The trouble is, I tend to naively believe that all creative people are weirdos like me, but a lot of them are normals who don't get weirdos like me one single bit and would like to squash us out of existence or force us to fit into the 'normal' mode, squeezing the souls right out of us with derision and pharmaceuticals.

Networking bumps me up against a fair number of these people. I fucking hate networking. Loathe it. Despise it. I would love to kick networking to the curb, but if I want to get the word about the services I offer out there, I have to keep doing it.

I've been thinking about the guy in the following photo a fair bit recently. Probably because I've been conducting seances to ask him to impart to me a portion of his mechanical abilities. He could fix just about anything. I'm a numb-nuts living in a very old house with a bunch of ramshackle appliances, and I have all the mechanical aptitude of an earthworm. 

So far, I haven't come up with the right offering of food and incense to invoke him. Or maybe the lighting is wrong. Probably both.

You can decide for yourself if I'm serious or not. One thing I do have in common with him is enjoying fucking with prats lacking a sense of humor.


Another thing I have in common with him is crippling shyness combined with a tendency to lash out if I feel like I'm being attacked.
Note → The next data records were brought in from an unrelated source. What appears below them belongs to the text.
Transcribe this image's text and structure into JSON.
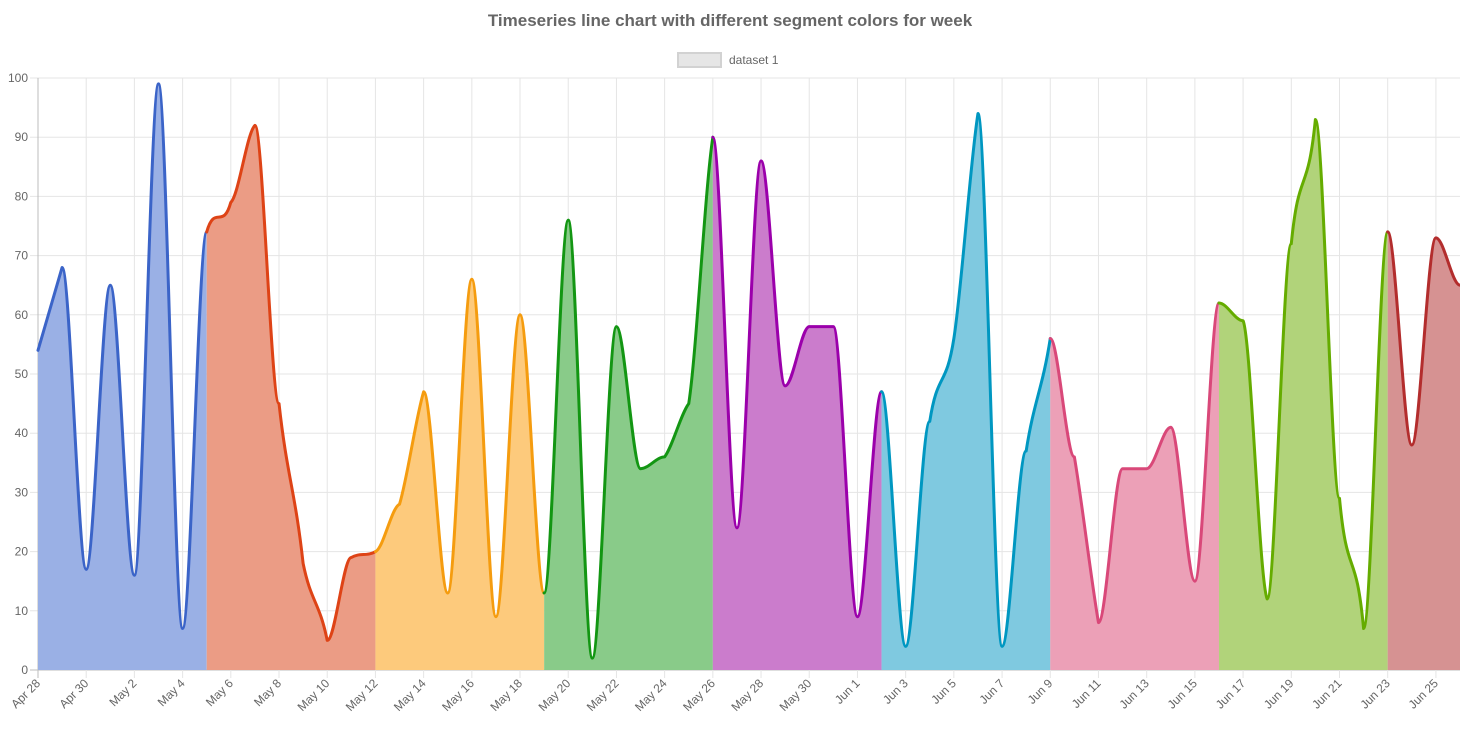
{
  "chart_data": {
    "type": "line",
    "title": "Timeseries line chart with different segment colors for week",
    "xlabel": "",
    "ylabel": "",
    "ylim": [
      0,
      100
    ],
    "yticks": [
      0,
      10,
      20,
      30,
      40,
      50,
      60,
      70,
      80,
      90,
      100
    ],
    "grid": true,
    "legend": {
      "position": "top",
      "entries": [
        "dataset 1"
      ]
    },
    "x_tick_labels": [
      "Apr 28",
      "Apr 30",
      "May 2",
      "May 4",
      "May 6",
      "May 8",
      "May 10",
      "May 12",
      "May 14",
      "May 16",
      "May 18",
      "May 20",
      "May 22",
      "May 24",
      "May 26",
      "May 28",
      "May 30",
      "Jun 1",
      "Jun 3",
      "Jun 5",
      "Jun 7",
      "Jun 9",
      "Jun 11",
      "Jun 13",
      "Jun 15",
      "Jun 17",
      "Jun 19",
      "Jun 21",
      "Jun 23",
      "Jun 25"
    ],
    "x_range": [
      "2024-04-28",
      "2024-06-26"
    ],
    "series": [
      {
        "name": "dataset 1",
        "x": [
          "2024-04-28",
          "2024-04-29",
          "2024-04-30",
          "2024-05-01",
          "2024-05-02",
          "2024-05-03",
          "2024-05-04",
          "2024-05-05",
          "2024-05-06",
          "2024-05-07",
          "2024-05-08",
          "2024-05-09",
          "2024-05-10",
          "2024-05-11",
          "2024-05-12",
          "2024-05-13",
          "2024-05-14",
          "2024-05-15",
          "2024-05-16",
          "2024-05-17",
          "2024-05-18",
          "2024-05-19",
          "2024-05-20",
          "2024-05-21",
          "2024-05-22",
          "2024-05-23",
          "2024-05-24",
          "2024-05-25",
          "2024-05-26",
          "2024-05-27",
          "2024-05-28",
          "2024-05-29",
          "2024-05-30",
          "2024-05-31",
          "2024-06-01",
          "2024-06-02",
          "2024-06-03",
          "2024-06-04",
          "2024-06-05",
          "2024-06-06",
          "2024-06-07",
          "2024-06-08",
          "2024-06-09",
          "2024-06-10",
          "2024-06-11",
          "2024-06-12",
          "2024-06-13",
          "2024-06-14",
          "2024-06-15",
          "2024-06-16",
          "2024-06-17",
          "2024-06-18",
          "2024-06-19",
          "2024-06-20",
          "2024-06-21",
          "2024-06-22",
          "2024-06-23",
          "2024-06-24",
          "2024-06-25",
          "2024-06-26"
        ],
        "values": [
          54,
          68,
          17,
          65,
          16,
          99,
          7,
          74,
          79,
          92,
          45,
          18,
          5,
          19,
          20,
          28,
          47,
          13,
          66,
          9,
          60,
          13,
          76,
          2,
          58,
          34,
          36,
          45,
          90,
          24,
          86,
          48,
          58,
          58,
          9,
          47,
          4,
          42,
          56,
          94,
          4,
          37,
          56,
          36,
          8,
          34,
          34,
          41,
          15,
          62,
          59,
          12,
          72,
          93,
          29,
          7,
          74,
          38,
          73,
          65
        ],
        "segment_colors": [
          "#3b64c8",
          "#de4316",
          "#f59c0f",
          "#139613",
          "#9b00ab",
          "#0097c1",
          "#d94879",
          "#65ac00",
          "#b32d2d"
        ],
        "fill_colors": [
          "#9ab0e5",
          "#eb9c85",
          "#fdca7c",
          "#89cb89",
          "#cb7ccc",
          "#7fc9e0",
          "#eca0b7",
          "#b1d37a",
          "#d69292"
        ]
      }
    ]
  }
}
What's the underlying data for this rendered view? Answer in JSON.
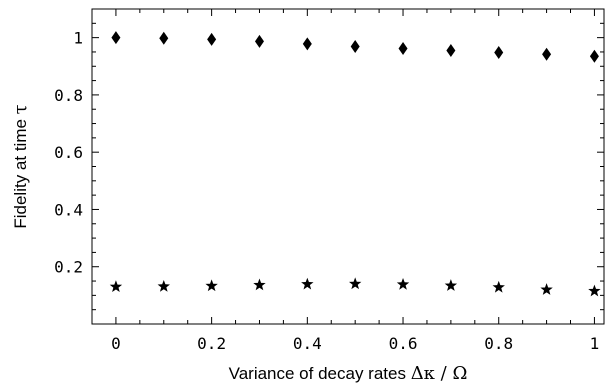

I managed to avoid the addiction to alcohol. How, I'm not sure, because I was a very heavy drinker when I was younger and there is a strong tendency for addiction in my family. We had depression in common, though. Now, if only I could symbiotically pick up on the mechanical aptitude--my man, let's talk! I've been having problems with my washer recently. Could you, like, come and possess my hands for an hour or two?

I'm revealing a bit more of my very weird sense of humor than I've allowed myself to do in a while. People don't get my sense of humor, and I get tired of trying to explain myself. So, you know, I hide my light under a bushel. In my case, it's probably a bushel of unwashed laundry.

My brother used to get my sense of humor. When we woke up on Saturday mornings before our favorite cartoons came on, we'd sit around making up dumb stories for an hour or two. I miss the friendship that I had with my brother before life beat that weird whimsy out of us. I kept writing stories because it's a thread that keeps me in the world, but sometimes I'd just like to let go and fall into the darkness.

I need to figure out a way to switch more in the direction of proofreading than book reviews. Authors don't tend to hate proofreaders. They tend to see proofreaders as helpful. Book reviewers are generally seen as assholes who want to destroy what the author has built. Despite the fact that I appear to be extremely prickly and hard-headed, I really don't like having people hate me. 

I guess that's about all for this party. That was fun, don't let the door hit you in the ass on the way out. Don't forget to thank the Green Manalishi before you split.